Atticus: “Those are twelve reasonable men in everyday life, Tom’s jury, but you saw something come between them and reason. You saw the same thing that night in front of the jail. When that crew went away, they didn’t go as reasonable men, they went because we were there. There’s something in our world that makes men lose their heads—they couldn’t be fair if they tried.
Jem: “How could they do it, how could they?”
Atticus: “I don’t know, but they did it. They’ve done it before and they did it tonight and they’ll do it again and when they do it—seems that only children weep. Goodnight.”
Like Jem, we may keep saying that we don’t know how “they” could do it, but it takes very little reflection to find the examples where “I” did what “they” did. This kind of complicity with conditioning, the kind that stops us from acting from what we “know,” is another powerful place for exploration. It brings us face to face with fear – the fear of standing up to the tyranny of our conditioning. When we accept we are afraid, what shatters is the hubris of the “I” that can be self-righteous but fails to cast the sole dissenting vote in a jury of its peers.
From a self-hating place, that we don’t do the “right” thing is further proof of our inherent weakness, cowardice, and failure to be the “good/right person.” But if we can bring compassion to the inquiry into what causes us to be complicit with cruelty, indifference, intolerance, and hatred, we see the worthy opponent we’re up against. We can find acceptance and compassion for the human being that is tortured in the prison of conditioned mind and constantly taunted by their jailer.
The programming that controls us reduces us to believing that we are inadequate and unable to face the consequences of defying conditioning. This is part of how we’re kept imprisoned. The intensity of the sensations when we approach an action that crosses the ego-control border is sufficient to cause us to turn back. This is why we practice being indifferent to how “I” feels. To have a direct experience of surviving the worst of ego predictions and ego threats is the only way to build confidence that we are more than a match for it, that when it matters, we won’t give it the power over us that has become the norm.
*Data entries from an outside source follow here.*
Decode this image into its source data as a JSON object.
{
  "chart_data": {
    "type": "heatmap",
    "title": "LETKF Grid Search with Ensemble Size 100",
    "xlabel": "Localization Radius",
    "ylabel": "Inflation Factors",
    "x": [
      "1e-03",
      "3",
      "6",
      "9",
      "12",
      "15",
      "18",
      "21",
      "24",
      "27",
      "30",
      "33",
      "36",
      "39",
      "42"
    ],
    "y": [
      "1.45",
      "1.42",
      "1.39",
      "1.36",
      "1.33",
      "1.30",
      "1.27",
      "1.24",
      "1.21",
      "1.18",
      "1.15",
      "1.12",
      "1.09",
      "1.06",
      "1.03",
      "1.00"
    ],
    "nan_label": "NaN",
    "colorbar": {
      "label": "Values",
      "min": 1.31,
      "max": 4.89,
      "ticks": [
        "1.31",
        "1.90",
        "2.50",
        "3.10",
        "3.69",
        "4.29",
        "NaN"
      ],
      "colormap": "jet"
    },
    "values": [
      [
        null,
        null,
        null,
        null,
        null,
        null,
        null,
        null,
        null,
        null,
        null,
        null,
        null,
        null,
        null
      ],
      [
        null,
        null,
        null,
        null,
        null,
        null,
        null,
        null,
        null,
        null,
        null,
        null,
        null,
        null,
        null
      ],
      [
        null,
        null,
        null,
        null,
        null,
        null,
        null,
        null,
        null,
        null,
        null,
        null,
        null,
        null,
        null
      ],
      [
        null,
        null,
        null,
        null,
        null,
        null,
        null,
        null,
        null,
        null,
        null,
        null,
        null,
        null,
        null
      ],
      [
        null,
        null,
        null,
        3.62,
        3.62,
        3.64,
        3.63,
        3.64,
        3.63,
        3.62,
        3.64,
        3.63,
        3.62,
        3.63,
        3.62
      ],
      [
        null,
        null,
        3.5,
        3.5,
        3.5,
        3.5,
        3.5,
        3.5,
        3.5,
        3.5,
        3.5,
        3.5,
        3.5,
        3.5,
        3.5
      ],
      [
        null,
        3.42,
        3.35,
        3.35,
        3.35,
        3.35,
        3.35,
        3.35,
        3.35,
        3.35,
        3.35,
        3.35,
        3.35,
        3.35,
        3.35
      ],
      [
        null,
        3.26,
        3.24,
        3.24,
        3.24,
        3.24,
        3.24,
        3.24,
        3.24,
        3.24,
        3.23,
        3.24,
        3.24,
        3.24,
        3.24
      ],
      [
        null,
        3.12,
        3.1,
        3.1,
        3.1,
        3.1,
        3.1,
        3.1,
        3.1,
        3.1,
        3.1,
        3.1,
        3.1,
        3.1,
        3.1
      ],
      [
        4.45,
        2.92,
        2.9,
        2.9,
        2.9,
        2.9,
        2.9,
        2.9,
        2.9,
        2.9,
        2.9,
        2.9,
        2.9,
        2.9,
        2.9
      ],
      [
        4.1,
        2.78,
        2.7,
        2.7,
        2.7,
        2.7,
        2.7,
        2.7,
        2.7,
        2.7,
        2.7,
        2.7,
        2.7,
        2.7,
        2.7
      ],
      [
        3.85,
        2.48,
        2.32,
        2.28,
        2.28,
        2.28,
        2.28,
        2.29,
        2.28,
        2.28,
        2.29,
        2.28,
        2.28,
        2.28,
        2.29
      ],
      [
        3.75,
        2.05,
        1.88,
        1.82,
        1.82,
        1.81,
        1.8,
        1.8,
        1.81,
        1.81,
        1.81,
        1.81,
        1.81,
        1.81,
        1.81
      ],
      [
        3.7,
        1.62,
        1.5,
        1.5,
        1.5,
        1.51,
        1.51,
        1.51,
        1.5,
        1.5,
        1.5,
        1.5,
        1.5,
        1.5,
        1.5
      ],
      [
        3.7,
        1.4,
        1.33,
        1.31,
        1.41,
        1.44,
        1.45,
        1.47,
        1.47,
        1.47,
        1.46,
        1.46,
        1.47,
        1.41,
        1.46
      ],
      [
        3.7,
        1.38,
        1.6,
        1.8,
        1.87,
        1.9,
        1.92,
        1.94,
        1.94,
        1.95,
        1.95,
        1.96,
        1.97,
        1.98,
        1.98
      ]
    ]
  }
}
No matter how often we try and fail to transcend the fear of going up against the voices, we practice not giving in to the self-hate.
The good news is that we don’t have to take on the “injustice out there” to cast a vote for innocence. We can begin where we are. To free the human being caught in a prison of their conditioning is a giant step to ensuring that Tom Robinson doesn’t get convicted again. That’s how we become the Atticus Finch who can take on Tom Robinson’s case and the indifference of his community; that’s how we nurture the willingness that will spend the night in front of the county jail to head off a mob that is spoiling for violence. That’s how we become the Unconditional Acceptance that can see the humanity of the Ewells, the Cunninghams, the Crawfords, and the Finches and still put conditioning on trial.